Click on the image to download the free article about the earthquake

I finished up the April 18 issue of EL MUNDO EN TUS MANOS early because my sister took the three big boys for the weekend and I didn’t want to spend my precious toddler-free time on the computer! This meant that Saturday’s earthquake in Ecuador didn’t make it into the news. Since it is such an important event from the Spanish-speaking world, I wrote up a one-page article as a ‘Special Edition’  addition to Monday’s issue. If you purchased the two month subscription or the stand-alone April 18 issue, make sure to re-download the file from “My Purchases” when you read this in order to get the updated file. If you are not a subscriber or have not purchased the April 18 issue, you can download the one-page article about the earthquake here for free. I say it’s a one-page article, but there are actually three different articles that all say the same thing, each one a little more challenging so that you can meet the needs of students at different levels. A great follow-on to the reading is to discuss if your students are prepared for natural disasters that your area experiences and how they could help the situation in Ecuador. Here is an article from CNN with some basic ideas.

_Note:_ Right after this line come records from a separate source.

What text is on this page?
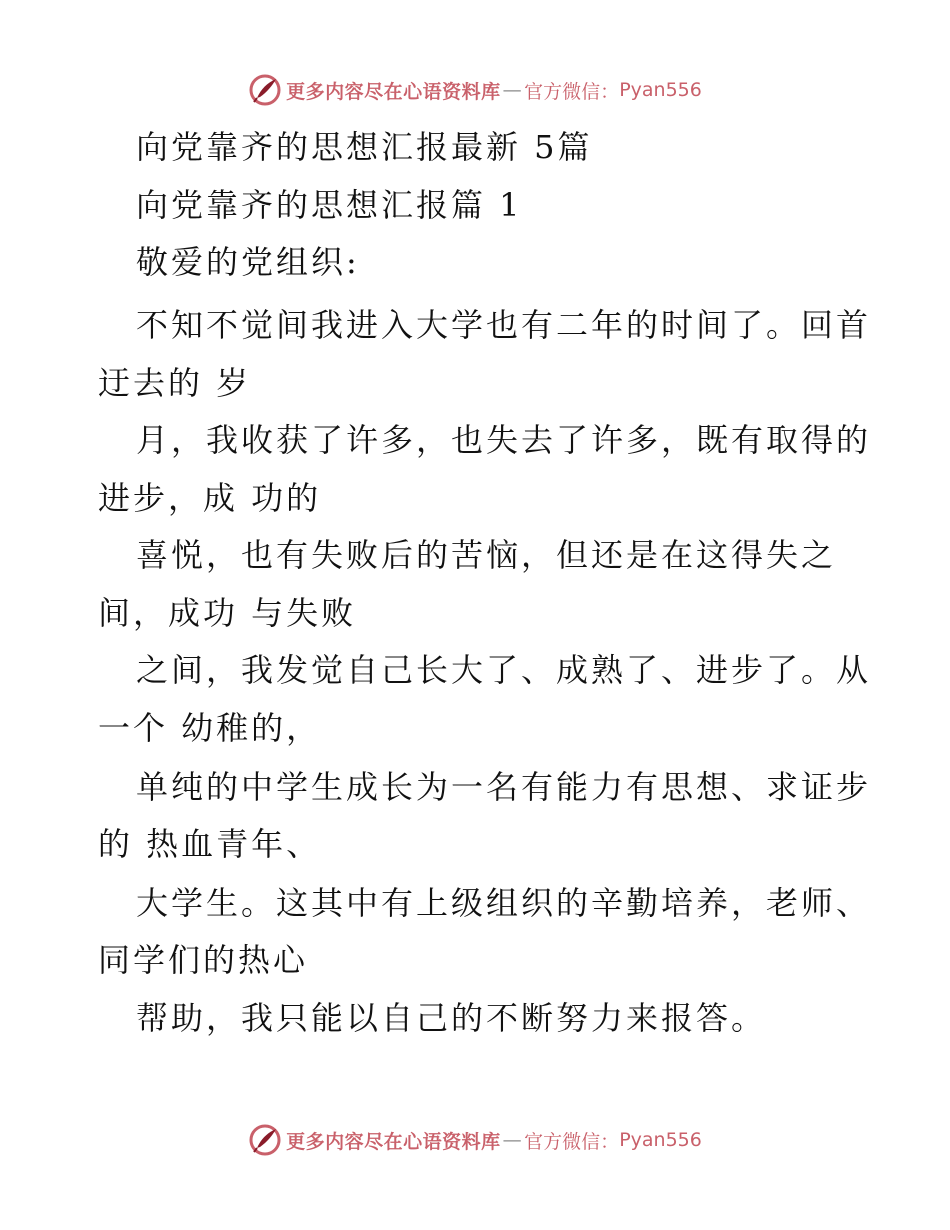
更多内容尽在心语资料库 — 官方微信： Pyan556
向党靠齐的思想汇报最新 5篇
向党靠齐的思想汇报篇 1
敬爱的党组织:
不知不觉间我进入大学也有二年的时间了。回首
迂去的 岁
月，我收获了许多，也失去了许多，既有取得的
进步，成 功的
喜悦，也有失败后的苦恼，但还是在这得失之
间，成功 与失败
之间，我发觉自己长大了、成熟了、进步了。从
一个 幼稚的，
单纯的中学生成长为一名有能力有思想、求证步
的 热血青年、
大学生。这其中有上级组织的辛勤培养，老师、
同学们的热心
帮助，我只能以自己的不断努力来报答。
更多内容尽在心语资料库 — 官方微信： Pyan556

Publishing weekly news summaries has taken much more time than I anticipated, but it’s been good for me. For one, it has forced me to stay on top of current events beyond who just hit whom and who is hungry for what and who wants to go where. I’ve also been learning history, as the understanding of so many current events depends on the understanding of the backstory. For example, Keiko Fujimori’s advance to the second round of elections in Peru is significant not just because she is a woman and of Japanese descent, but because her father is the ex-President and currently serving a 25 year sentence for atrocious crimes committed during his presidency. As I choose the articles to share with students, I have to modify them enough so that students understand why those particular stories are important. It’s also been a fun way for me to work with a different set of high frequency vocabulary than that which I target in my curriculum units. There are words that appear over and over again in news articles that are not all that common in conversation. So just like I strategically choose the words that I use to tell stories in class, recycling old words, I can strategically choose and recycle different words in news stories. In this earthquake article, for example, I was able to get in repetitions of words like balneario, dejar a, muertos, heridos, tras, and cuerpos de socorro that appeared in other recent issues. To me, it speaks to the importance of using NON-AUTHENTIC texts in your beginning levels. Short readings, novels, articles, etc. that are written strategically for language learners expose your students to highly concentrated repetitions of high frequency vocabulary and the underlying structure of the language. With a couple years of intense reading of non-authentic texts, students are able to understand authentic texts without difficulty.

9 replies on “Article about Saturday’s Earthquake

  1. Martina!

    How did I miss out on these wonderful news summaries! Things have been very crazy here and I have obviously not been reading all your blog posts as closely as I should!

    I LOVE this! Great for enrichment. Great for differentiation.

    Thank you.

    Ellen Roberts

    On Monday, April 18, 2016, The Comprehensible Classroom wrote:

    > Martina Bex posted: ” I finished up the April 18 issue of EL MUNDO EN TUS > MANOS early because my sister took the three big boys for the weekend and I > didn’t want to spend my precious toddler-free time on the computer! This > meant that Saturday’s earthquake in Ecuador didn’t m” >

  2. Thank you for sharing this! I haven’t used your current event publications in my classroom yet, but after reading through this and discussing it with my classes, I’m planning to subscribe to the publication if you continue to produce it next year.

  3. Thank you, Martina for these wonderful resources and for your willingness to create and offer a free update about the earthquake to this week’s news! You ROCK!!

  4. Very cool Martina. I didn’t even realize you did this! I look forward to using it. Thank you for sharing. Also, I like the leveled versions of each. Must take a good chunk of your time each week!

    1. Yes, it’s taking a lot longer than anticipated! Mostly because of the research that I need to do to learn history well enough to present the backstory of current events to students!!

  5. Thank you for all the extra work you did to get the Ecuador earthquake articles to us immediately. I found out how much my students didn’t learn in global so we added a map, reviewed their Earth science unit on tectonics (they groaned but were rapt to see the practical application), discussed the Ring of Fire, and added some Youtube clips en español. Tomorrow we will review, add in rescue efforts (varied vocab), what can we do,discussion question- why do you think of all the earthquakes this past week we only heard about Ecuador in the local news?- (level 3), and finally write an article/essay incorporating all we have learned (as practice for the upcoming NY Checkpoint B exam). I hate the tragedy but what an amazing teachable moment opportunity. Thank you so much for providing the amazing material as catalyst for a mini-unit that’s not so mini.